I am currently trying to understand Rademachers theorem for $\mathbb{R}^N$ functions, and stumbled upon the following problem: On $\mathbb{R}$, to my knowledge, locally Lipschitz continuous functions are absolutely continuous and thus of bounded variation. From Lebesgue's Theorem then follows differentiability almost everywhere. Now Rademacher on one dimensional functions states the locally Lipschitz continuous functions are differentiable almost everywhere. Isn't that the same? Or did I mix something up? Any help would be greatly appreciated! :)

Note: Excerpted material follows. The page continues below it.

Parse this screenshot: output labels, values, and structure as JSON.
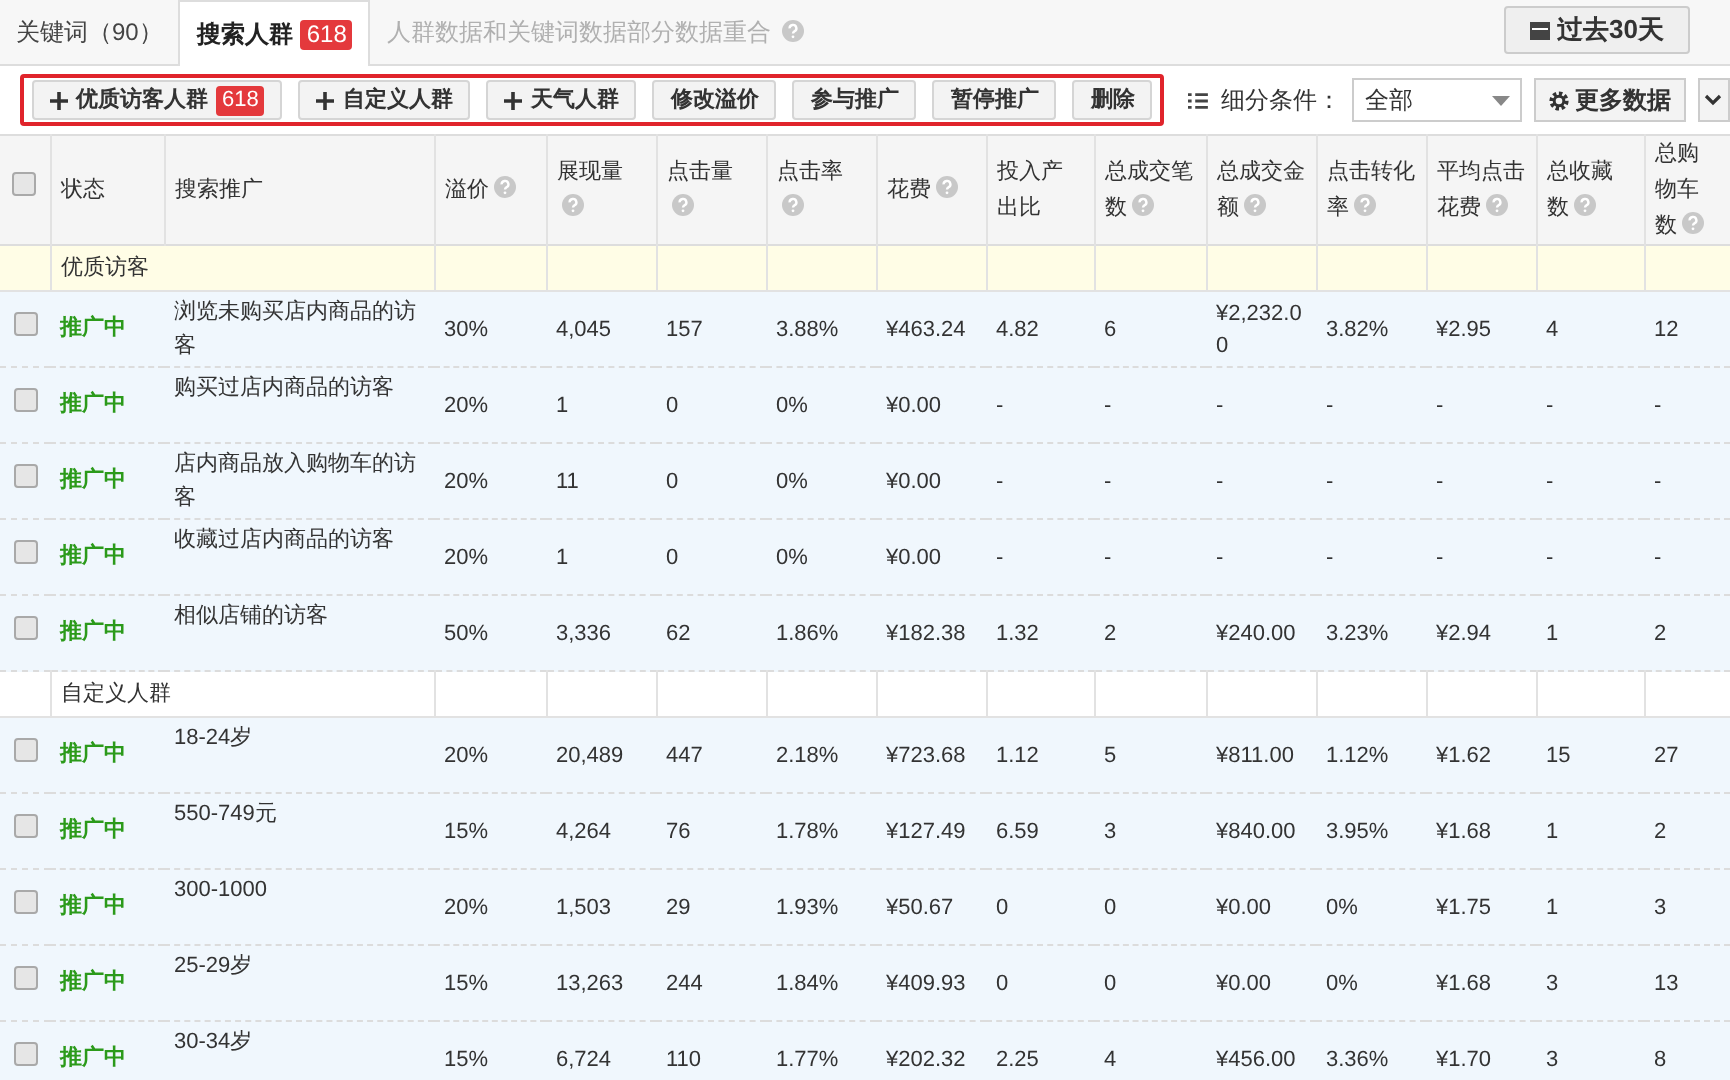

The point is that, like always $\mathbb{R}$ is a very small place to be. How can you define a.c. functions on $\mathbb{R}^n$? You may answer functions in $W^{1,1}$ and I would kind of agree. However the point is that on the line ac functions happen to be difference of increasing functions, which are themseves functions differentiable almost everywhere. Moreover I shold remark how a $metric$ derivative, which is given by Rademacher is deeply different from the $measure$ $theoretical$ one given by the theory of ac functions. While Rademacher theorem holds true even if you change the measure with something like $\delta_0$ nothing would change. On the other hand, if you change the measure with respect to which you are integrating, the set of ac functions should change. Indeed it is a non trivial result that $W^{1,\infty}$ is made of Lipschitz functions. I hope these short discussion is clear enogh.